Qaghan of the Uyghurs
- Reign: 790
- Predecessor: Tun Baga Tarkhan
- Successor: Qutluq Bilge Qaghan
- Born: Yàoluógé Duōluósī (藥羅葛多邏斯)
- Died: 790
- Spouse: E (葉)

Regnal name
- Ay Tengride Bolmish Külüg Bilge Qaghan (𐰖:𐱅𐰭𐰼𐰃𐰓𐰀:𐰉𐰆𐰞𐰢𐰃𐱁:𐰚𐰇𐰠𐰏:𐰋𐰃𐰠𐰏𐰀:𐰴𐰍𐰣) Moon Godborn Glorious Wise Qaghan
- House: Yaglakar clan
- Father: Tun Baga Tarkhan
- Religion: Tengriism

= Külüg Qaghan =

Külüg Bilge Qaghan was the 5th leader of Uyghur Khaganate. His Tang invested title was Zhongzhen Qaghan (忠貞可汗) and was known as Panguan Tegin (泮官特勒) before taking the throne. He was born around 772/773.

== Biography ==

=== Reign ===
He was a minor when his father, Tun Baga Tarkhan of the Uyghur Khaganate, died. He was known as Panguan Tegin (泮官特勒), when raised to throne after his father's death. He reigned for only 5 months.

=== Death ===
According to one account he was killed by his brother, who for a time usurped the throne. Another account suggested that Külüg Qaghan was poisoned by a khatun – E (葉), who happened to be a granddaughter of Pugu Huai'en. His throne was usurped by his brother, however he was killed by nobles who in turn raised his minor son Achuo (阿啜) to the throne.

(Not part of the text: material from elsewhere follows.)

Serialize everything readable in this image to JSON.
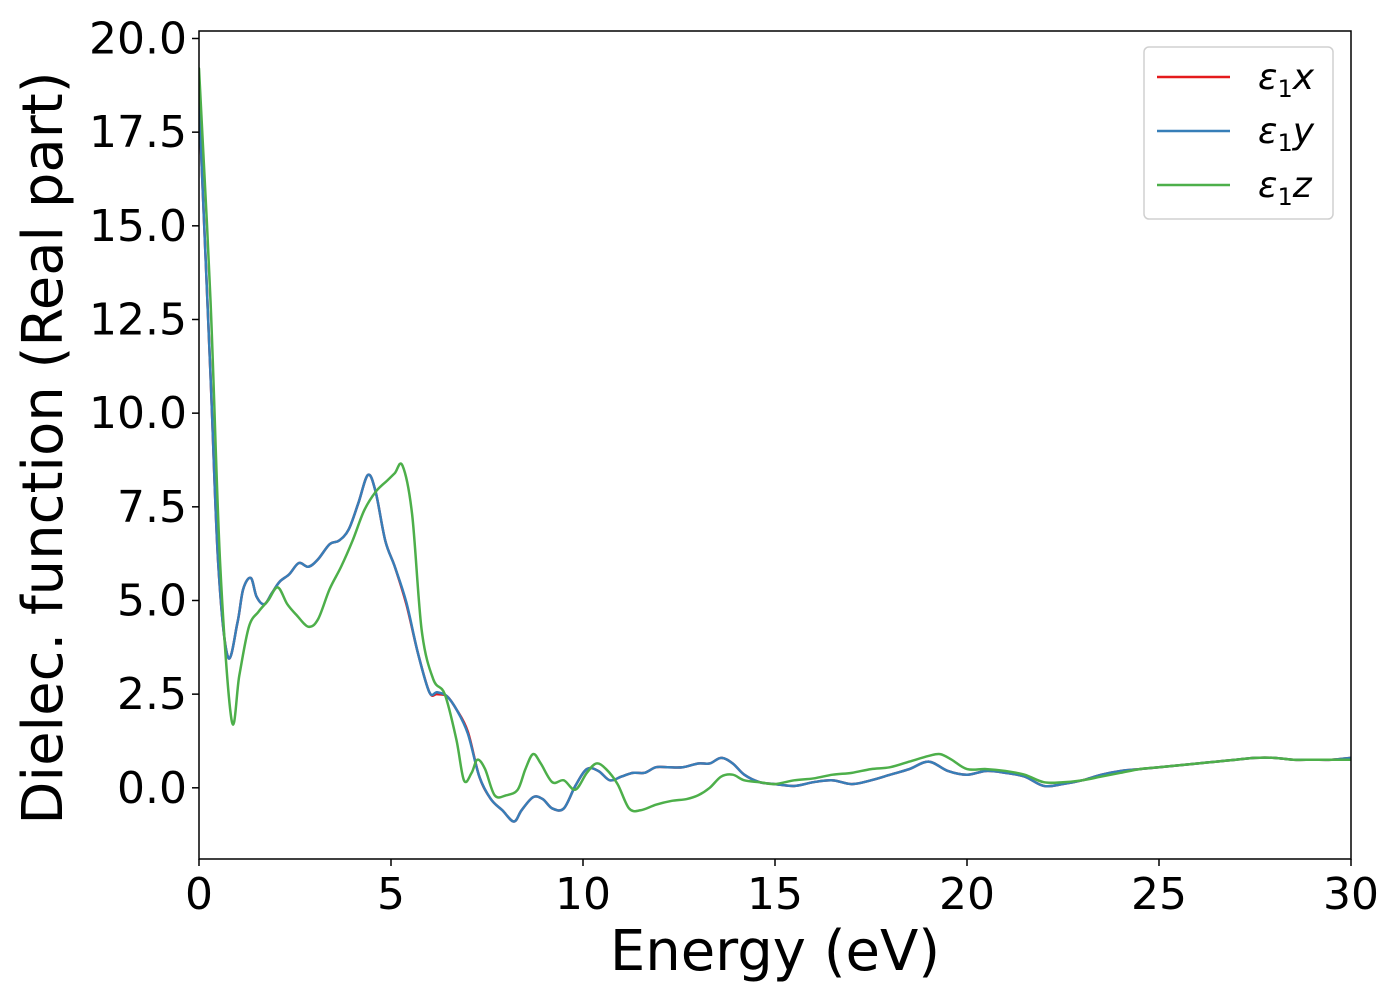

His death happened just before Uyghurs suffered a heavy defeat under Grand Chancellor Inanchu Bilge (頡千逝斯) of Elter (𨁂跌) against the Tibetans who were aided by the ruler of the Karluk Yabghu, Alp Burguchan who united the Chigils, Bulaqs and Shatuo, near Beshbaliq. As a result Yang Xigu (楊襲古) Commander of Beiting Protectorate committed suicide.